Paraclostridium sordellii

Scientific classification
- Domain: Bacteria
- Kingdom: Bacillati
- Phylum: Bacillota
- Class: Clostridia
- Order: Peptostreptococcales
- Family: Peptostreptococcaceae
- Genus: Paraclostridium
- Species: P. sordellii
- Binomial name: Paraclostridium sordellii (Hall and Scott, 1927) Bello et al. 2024
- Synonyms: Bacillus sordellii Hall and Scott, 1927 (not validly published); Clostridium sordellii (Hall and Scott, 1927) Prévot, 1938; Paeniclostridium sordellii (Hall and Scott 1927) Sasi Jyothsna et al. 2016;

= Paraclostridium sordellii =

- Genus: Paraclostridium
- Species: sordellii
- Authority: (Hall and Scott, 1927) Bello et al. 2024
- Synonyms: Bacillus sordellii Hall and Scott, 1927 (not validly published), Clostridium sordellii (Hall and Scott, 1927) Prévot, 1938, Paeniclostridium sordellii (Hall and Scott 1927) Sasi Jyothsna et al. 2016

Species of bacterium

Paeniclostridium sordellii (formerly Clostridium sordellii) is a rare anaerobic, gram-positive, spore-forming rod with peritrichous flagella that is capable of causing pneumonia, endocarditis, arthritis, peritonitis, and myonecrosis. Paeniclostridium sordellii bacteremia and sepsis occur rarely. Most cases of sepsis from P. sordellii occur in patients with underlying conditions. Severe toxic shock syndrome among previously healthy persons has been described in a small number of P. sordellii cases, most often associated with gynecologic infections in women and infection of the umbilical stump in newborns.

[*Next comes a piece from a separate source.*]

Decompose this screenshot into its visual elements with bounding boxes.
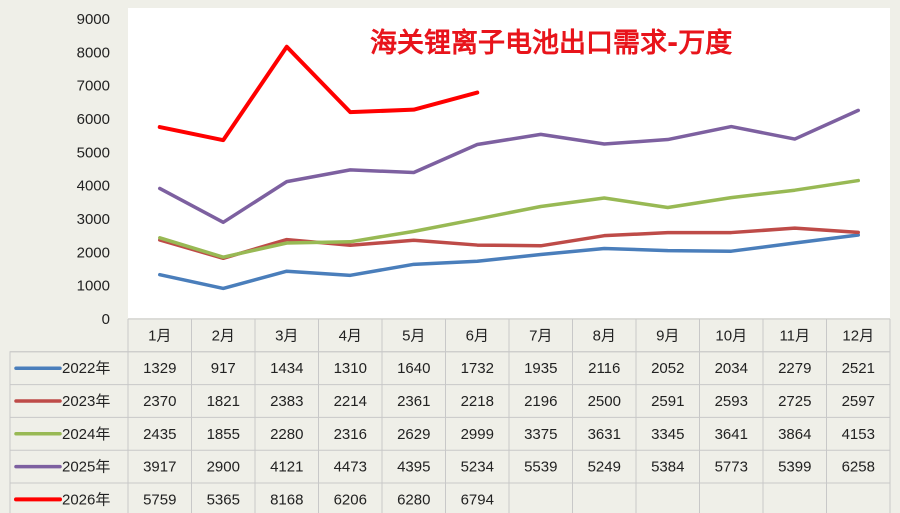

It has also been described in post-partum females, medically induced abortions, injection drug users and trauma cases. So far, all but three documented post-partum females who contracted P. sordellii septicaemia have died, and all but one woman who contracted the bacterium post-abortion have died .

== Infection ==
Paraclostridium sordellii can also produce two major toxins: all known virulent strains produce the essential virulence factor lethal toxin (TcsL), and a number also produce haemorrhagic toxin (TcsH). TcsL and TcsH are both members of the large clostridial cytotoxin (LCC) family.

The source of the bacteria has not been determined but it has been documented that about 0.5% to 10% of healthy women are lengthened vaginal carriage of P. sordellii. There are several clinical features which are unique to P. sordellii: marked leukocytosis (leukaemoid reaction), refractory hypotension, severe tachycardia, haemoconcentration, persistent apyrexia and profound capillary leak syndrome (see entry for Clostridium novyi alpha-toxin for details of mechanism). In terms of management, there is no hard and fast rule, as with most bacterial pathogens, but past data reveals C. sordellii susceptibility to beta-lactams, clindamycin, tetracycline and chloramphenicol but resistant to aminoglycosides and sulphonamides.